[Beowulf] Re: about clusters in high schools

Jim Lux James.P.Lux at jpl.nasa.gov
Sun Jan 29 15:35:58 PST 2006


At 11:43 AM 1/27/2006, Tom Zickuhr wrote:
>Concerning programming languages not being required by Engineering 
>schools, here's what I've learned as part of my AIAA activities.
>
>The ABET certification is now emphasizing more soft skills such as team 
>work and presentation skills.

This is not necessarily bad.  Back in the late 70s, when I was in college, 
they were just getting started with REQUIRING group efforts in software 
classes (egoless programming, etc.).  Sometimes it works well, sometimes it 
doesn't.  When interviewing freshly graduated students, it IS something I 
look for (along with basic technical competency).  Sadly, the huge 
competitiveness thing going on in middle and high schools, and in college, 
as well, seems to breed a "shaft your neighbor to improve your score" 
attitude, which, back in the day, was only characteristic of pre-meds.

And, as far as presentation skills, as long as we're not talking about 
"basic power point", everyone should know how to get up in front of a group 
and explain what they are doing, what they plan to do, and respond to off 
the wall questions in a tactful manner.  Hey, they should also be able to 
*quickly* write coherently too.  I see a lot of folks coming through who 
can turn out fine, polished written work, but it takes weeks and weeks, and 
the "quick memo to describe an analysis" suffers.
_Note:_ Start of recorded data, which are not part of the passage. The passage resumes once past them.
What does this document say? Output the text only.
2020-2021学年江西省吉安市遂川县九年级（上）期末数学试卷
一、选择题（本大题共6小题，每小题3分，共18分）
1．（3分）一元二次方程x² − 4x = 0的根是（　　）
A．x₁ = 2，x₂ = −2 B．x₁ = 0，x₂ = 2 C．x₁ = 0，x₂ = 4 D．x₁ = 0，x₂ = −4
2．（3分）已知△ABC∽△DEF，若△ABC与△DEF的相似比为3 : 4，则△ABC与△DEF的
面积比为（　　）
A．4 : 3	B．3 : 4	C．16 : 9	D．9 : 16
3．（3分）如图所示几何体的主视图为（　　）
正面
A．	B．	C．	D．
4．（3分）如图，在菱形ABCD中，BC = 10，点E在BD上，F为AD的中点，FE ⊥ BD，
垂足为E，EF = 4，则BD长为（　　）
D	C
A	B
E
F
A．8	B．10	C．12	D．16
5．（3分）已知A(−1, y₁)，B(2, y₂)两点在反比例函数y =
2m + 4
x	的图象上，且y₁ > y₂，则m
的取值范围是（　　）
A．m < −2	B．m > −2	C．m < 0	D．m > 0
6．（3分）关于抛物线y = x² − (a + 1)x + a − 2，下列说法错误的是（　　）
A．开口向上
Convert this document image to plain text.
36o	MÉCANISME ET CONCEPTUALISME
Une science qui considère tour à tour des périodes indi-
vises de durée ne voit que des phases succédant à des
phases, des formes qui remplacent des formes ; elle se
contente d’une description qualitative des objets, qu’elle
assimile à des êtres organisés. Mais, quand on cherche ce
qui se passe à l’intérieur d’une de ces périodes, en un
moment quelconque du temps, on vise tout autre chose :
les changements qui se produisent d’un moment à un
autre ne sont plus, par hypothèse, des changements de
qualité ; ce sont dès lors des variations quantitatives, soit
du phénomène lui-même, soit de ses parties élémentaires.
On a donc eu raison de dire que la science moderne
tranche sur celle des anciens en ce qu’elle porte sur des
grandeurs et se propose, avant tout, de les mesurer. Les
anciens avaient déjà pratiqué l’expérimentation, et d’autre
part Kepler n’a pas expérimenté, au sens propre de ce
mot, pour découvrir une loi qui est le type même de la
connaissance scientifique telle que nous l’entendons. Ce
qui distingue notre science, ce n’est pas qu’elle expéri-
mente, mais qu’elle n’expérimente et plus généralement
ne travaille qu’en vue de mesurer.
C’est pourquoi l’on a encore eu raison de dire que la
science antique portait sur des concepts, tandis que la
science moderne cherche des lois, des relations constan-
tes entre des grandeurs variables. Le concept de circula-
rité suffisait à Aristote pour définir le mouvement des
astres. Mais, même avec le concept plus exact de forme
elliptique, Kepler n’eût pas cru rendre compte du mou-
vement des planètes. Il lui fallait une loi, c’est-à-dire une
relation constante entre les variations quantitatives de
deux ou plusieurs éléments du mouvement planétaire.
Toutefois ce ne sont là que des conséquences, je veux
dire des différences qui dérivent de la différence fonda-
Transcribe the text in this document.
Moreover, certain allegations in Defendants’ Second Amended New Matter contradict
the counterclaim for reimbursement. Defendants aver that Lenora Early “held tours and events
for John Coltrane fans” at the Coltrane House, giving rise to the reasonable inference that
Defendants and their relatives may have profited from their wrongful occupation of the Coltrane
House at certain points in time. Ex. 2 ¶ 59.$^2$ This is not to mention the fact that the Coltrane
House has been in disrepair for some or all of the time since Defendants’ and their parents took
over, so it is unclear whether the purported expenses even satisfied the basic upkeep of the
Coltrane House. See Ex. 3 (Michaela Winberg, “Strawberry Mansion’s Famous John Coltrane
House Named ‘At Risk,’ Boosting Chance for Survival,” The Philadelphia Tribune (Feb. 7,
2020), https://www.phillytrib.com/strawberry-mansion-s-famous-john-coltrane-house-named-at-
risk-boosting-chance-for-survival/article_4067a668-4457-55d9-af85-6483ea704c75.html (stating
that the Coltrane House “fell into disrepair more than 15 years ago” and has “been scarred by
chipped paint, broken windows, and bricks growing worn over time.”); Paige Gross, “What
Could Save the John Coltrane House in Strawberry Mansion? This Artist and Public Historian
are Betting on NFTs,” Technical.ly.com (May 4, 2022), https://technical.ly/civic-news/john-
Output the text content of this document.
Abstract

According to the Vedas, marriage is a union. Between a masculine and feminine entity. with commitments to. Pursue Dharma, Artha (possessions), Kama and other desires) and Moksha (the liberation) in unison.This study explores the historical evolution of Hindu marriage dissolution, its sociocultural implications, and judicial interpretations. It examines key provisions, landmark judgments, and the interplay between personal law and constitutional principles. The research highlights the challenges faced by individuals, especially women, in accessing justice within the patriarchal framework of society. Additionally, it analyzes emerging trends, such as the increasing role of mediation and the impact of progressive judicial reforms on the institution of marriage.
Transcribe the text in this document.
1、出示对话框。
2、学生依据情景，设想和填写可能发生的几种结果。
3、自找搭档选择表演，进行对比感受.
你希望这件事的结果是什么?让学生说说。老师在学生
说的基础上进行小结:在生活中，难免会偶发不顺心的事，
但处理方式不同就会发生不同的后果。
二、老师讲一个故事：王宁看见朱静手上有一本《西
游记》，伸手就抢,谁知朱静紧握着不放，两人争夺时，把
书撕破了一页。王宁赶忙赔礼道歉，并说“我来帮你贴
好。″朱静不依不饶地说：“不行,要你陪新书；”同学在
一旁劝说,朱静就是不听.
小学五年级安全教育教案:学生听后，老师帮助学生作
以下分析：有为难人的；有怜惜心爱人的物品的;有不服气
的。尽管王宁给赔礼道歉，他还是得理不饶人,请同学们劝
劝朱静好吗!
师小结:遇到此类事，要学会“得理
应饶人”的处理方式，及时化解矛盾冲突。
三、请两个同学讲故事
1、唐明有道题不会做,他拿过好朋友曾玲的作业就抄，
I don't worry about facility with programming skills or RF design.  That's 
really something you can't learn to a high professional standard in a 4 
year curriculum anyway.  I figure they can learn by doing things like large 
scale software development or how to design receivers, in the context of a 
structured project which keeps them from killing themselves or 
others.  Yes, fresh-outs need basic calculus skills and to understand 
fundamental electronics (more current = more power = more heat) and basic 
software design (one big program with no modules is bad).

>  This leaves fewer hours for technical classes.  The states are pushing 
> to guarantee incoming students that they will be able to graduate in four 
> years, so the schools are reducing the number of hours required to 
> graduate.  This leaves fewer hours for technical classes.  The simpler 
> engineering analyses can be done with a spreadsheet and fairly 
> complicated work can be done with Matlab/Mathcad.  There are plenty of 
> commercial systems for CFD and FEA.  In the squeeze, the schools have 
> dropped programming.

Which is fine, if you're a ME or a EE.  I wouldn't expect a ME to know how 
to program at a high level any more than I would expect a software person 
to know how to make integrated circuits and discuss the radiation tolerance 
issues of thick or thin epi layers.  I would expect the ME to use paper and 
pencil and a non-graphing calculator to figure out whether a column would 
buckle or a canteliever would fail, and, what's even more important, I'd 
expect that ME to give me a prediction of what the FEA program would crank 
out BEFORE they built and ran the model AND I'd expect them to be able to 
explain why the results differed.  I wouldn't expect them to tradeoff the 
relative performance advantages of Gaussian Elimination vs LU decomposition 
vs an interative solver.

>And none of this even addresses the issues I heard about the attention 
>span and interest level of the students for anything they don't see as 
>immediately applicable.

This is nothing new.  In 1977, students griped about the seeming 
irrelevance of what they were learning in class.  Why learn to program an 
OS kernel in MIXAL when no machine made executes it? Why not use PDP-11 
Assembler or BAL?  I will confess that when I took number theory, and the 
midterm had a question along the lines of "given the existence of zero and 
one, derive the existence of all rational numbers" I realized that perhaps 
I wasn't destined to be a math major. So my Erdos number is infinity.

All 18-25 year olds are flakes and chase whatever is interesting at the 
moment. And well they should!  Before you're saddled with the quotidian 
constraints of earning a living, supporting others (family and work 
teammates) you should be able to be a flake.   The consequences are 
relatively small, and that's your chance to find what YOU really should be 
doing with your life. It's telling that lots of Nobel prizes are won for 
work that answers questions that arose in the winner when they were quite 
young, even if the prize is awarded to middle aged and elderly men and women.